L’accession au statut d’autonomie, en 2002, fait partie de ce processus. L’OPR avait dès 1987 lancé le slogan « L’autonomie, c’est le changement », tout en insistant sur le fait que « autonomie » ne signifiait pas « indépendance ». Sir Anerood Jugnauth et Paul Bérenger, à leur arrivée au pouvoir en 2000, avaient d’ailleurs soutenu la démarche de Serge Clair, d’Antoinette Prudence et d’autres. Ils avaient donné au juge Robert Ahnee le soin de préparer la législation sur l’autotomie. Raison pour laquelle le nom de Serge Clair reste associé à celui de l’autonomie de Rodrigues. De plus, la loi sur l’autonomie est citée aux Nations Unies, surtout lorsqu’il s’agit des droits des minorités.

L’histoire du monde nous enseigne que l’affranchissement d’un peuple est une chose, mais la mise en œuvre de cet idéal politique, dans la pratique, en termes économique et social, est une autre paire de manches. Le gouvernement régional de Rodrigues, sous Serge Clair, aura permis de jeter les bases de la modernisation de Rodrigues, tout en permettant à l’île de prendre sa place au sein de la République. Les parlementaires rodriguais, qu’ils soient au gouvernement ou dans l’opposition, sont d’ailleurs souvent cités en exemple et participent activement à la vie de la République.

Toutefois, la méthode et l’administration de Serge Clair ne sont pas exemptes de critiques. Ce qui est tout à fait normal d’ailleurs dans une démocratie. Ses adversaires lui reprochent notamment son autoritarisme. Nicolas Von Mally, leader du Mouvement Rodriguais, ou Ange Perrine, du PMSD Rodrigues, considèrent ainsi que Rodrigues a enregistré un retard « considérable » sur le plan du développement économique. Le problème aigu de l’eau, de même que le recul du développement agricole et de l’élevage, ou encore le chômage des jeunes et l’exode vers Maurice sont quelques-uns des thèmes récurrents évoqués par l’opposition rodriguaise.

Quoi qu’il en soit, la fièvre électorale a déjà gagné l’île. Ceux qui connaissent Rodrigues savent en outre que les Rodriguais affichent librement leurs couleurs. Les débats politiques sont souvent dominés par l’émotion et la passion, ce qui explique parfois des dérapages verbaux et un certain degré d’intolérance. Il faut dire que les enjeux sont non seulement de savoir qui remplacera Serge Clair comme chef commissaire, mais aussi qui pourra mettre Rodrigues sur la voie d’une nouvelle phase du développement économique et social.

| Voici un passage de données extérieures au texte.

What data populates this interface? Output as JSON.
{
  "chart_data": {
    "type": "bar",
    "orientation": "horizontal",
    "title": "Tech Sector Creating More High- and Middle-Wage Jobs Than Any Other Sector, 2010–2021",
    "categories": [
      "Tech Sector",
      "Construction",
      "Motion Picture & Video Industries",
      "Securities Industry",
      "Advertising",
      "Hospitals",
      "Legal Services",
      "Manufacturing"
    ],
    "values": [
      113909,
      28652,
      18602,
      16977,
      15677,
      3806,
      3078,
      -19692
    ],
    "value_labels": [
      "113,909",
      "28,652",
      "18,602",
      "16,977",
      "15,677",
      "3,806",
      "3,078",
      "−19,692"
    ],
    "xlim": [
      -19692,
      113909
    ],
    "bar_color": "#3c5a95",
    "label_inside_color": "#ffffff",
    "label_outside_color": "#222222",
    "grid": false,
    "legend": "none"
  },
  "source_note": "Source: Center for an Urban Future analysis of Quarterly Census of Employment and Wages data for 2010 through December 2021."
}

Il existe ainsi un courant de pensée à l’effet que l’autonomie doit être élargie afin que Rodrigues s’ouvre davantage sur la région et sur le monde. Dans tous les cas, tout laisse croire que les élections se joueront entre l’OPR, le MR et un collectif de partis de l’opposition, qui était en voie de création durant la journée de vendredi. Souhaitons que la campagne électorale se déroule dans la paix et le respect des adversaires. Le 13 février, au soir, nous saurons alors quelle sera la composition de la nouvelle Assemblée régionale et qui sont ceux « ki pou tase dan kasiet ».